A dark web drug dealer has been sentenced to seventeen and a half years in prison on charges of selling dangerous narcotics via the dark web.
The 37-year-old Richard Castro from Florida pled guilty in 2019 to the charges levelled against him, including a count of the conspiracy to distribute and possess with an intention to distribute drugs.
Legally, the drug charge carries a minimum sentence of 10 years in prison, and a maximum life sentence on conviction. In addition, the man was charged for money laundering, which disposes defendants to a maximum prison sentence of 20 years behind bars.
The convicted drug addict, who was also known by the nicknames Chems_usa, Chemical_usa and Jagger109 is reported to have been in charge of a drug operation that specialized in the darknet sale of fentanyl, a controlled substance that is said to be 50 times more potent than heroin, including Carfentanil that’s 100 times more powerful than fentanyl.
Authorities learnt that Castro used the online moniker Chemsusa to operate online accounts in the now-defunct Dream and AlphaBay markets, which included his money laundering engagement to mask the illicit origins of his economic returns.
Reportedly, the man’s drug operation had grown to be highly successful until the time of his arrest. Investigations revealed Castro’s popularity in the Dream Market where he boasted his completion of an excess of 3,200 transactions – the drug dealer’s AlphaBay transactions stood 1,800.
Apart from the defendant’s own account of his dealings, customer feedback confirmed the significance of Chemsusa’s business in the dark web as a number of users pointed out that the man supplied “extremely potent and definitely potent Carf” and one customer wrote “The Carfent is unbelievably well synthesized, keep up the amazing work.”
In terms of sales, the court heard that Castro’s dark web customers paid for the advertised products in cryptocurrency, mainly Bitcoin.
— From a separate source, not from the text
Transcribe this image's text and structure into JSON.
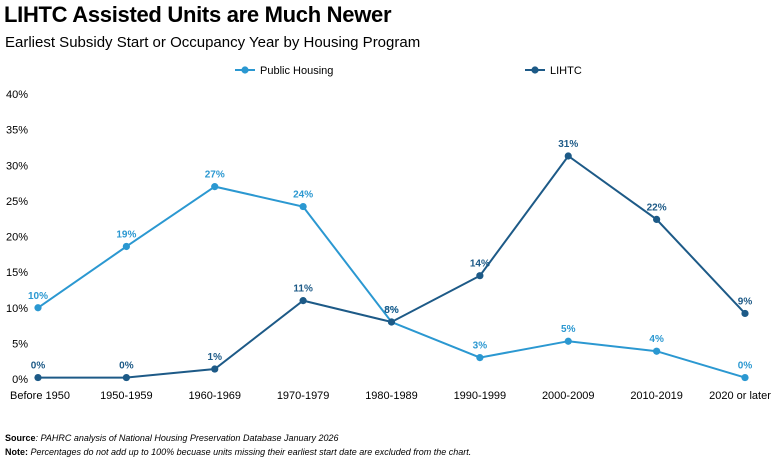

The convict is reported to have transferred millions of dollars through a series of Bitcoin wallets, and he bought about 100 quadrillion Zimbabwe banknotes as part of his elaborate money laundering scheme.
The Investigation
The police operation that smoked out Castro’s illicit business is reported to have begun way back in December 2016, when an undercover law enforcement agent bought drugs from Chemsusa’s AlphaBay account.
The undercover agent made four separate orders from the dark web vendor, and confirmed the chemical authenticity of the supplied substance to be Carfentanil. The resultant transaction that led to the exchange between the two people provided an important basis for lifting the real identity behind the online profile.
On analysis, law enforcement managed to track the Bitcoin transactions linked to the purchases and discovered a Bitcoin wallet where Chemsusa deposited about $1.8 million – he had also withdrawn about $1.77 million from the same wallet.
According to a press release by the U.S. Department of Justice (DOJ), Chemsusa informed his customers in Dream Market that he would be transferring his shop off the dark web market and would be reviewing orders via encrypted email.
An undercover officer acquired the encrypted email address and placed other orders for illicit controlled substances, all of which culminated in a November 2018 search warrant that was issued against Castro’s home IP address.
It was then that the authorities established a link between Castro’s IP address to the Bitcoin wallet that had been associated with the Chemsusa dark web profile. In addition, the IP address was also linked to the email addresses used by the convict to vend the banned drugs.
In March 2019, Castro and a co-conspirator were apprehended and charged in court – his accomplice was sentenced to 151 months in prison.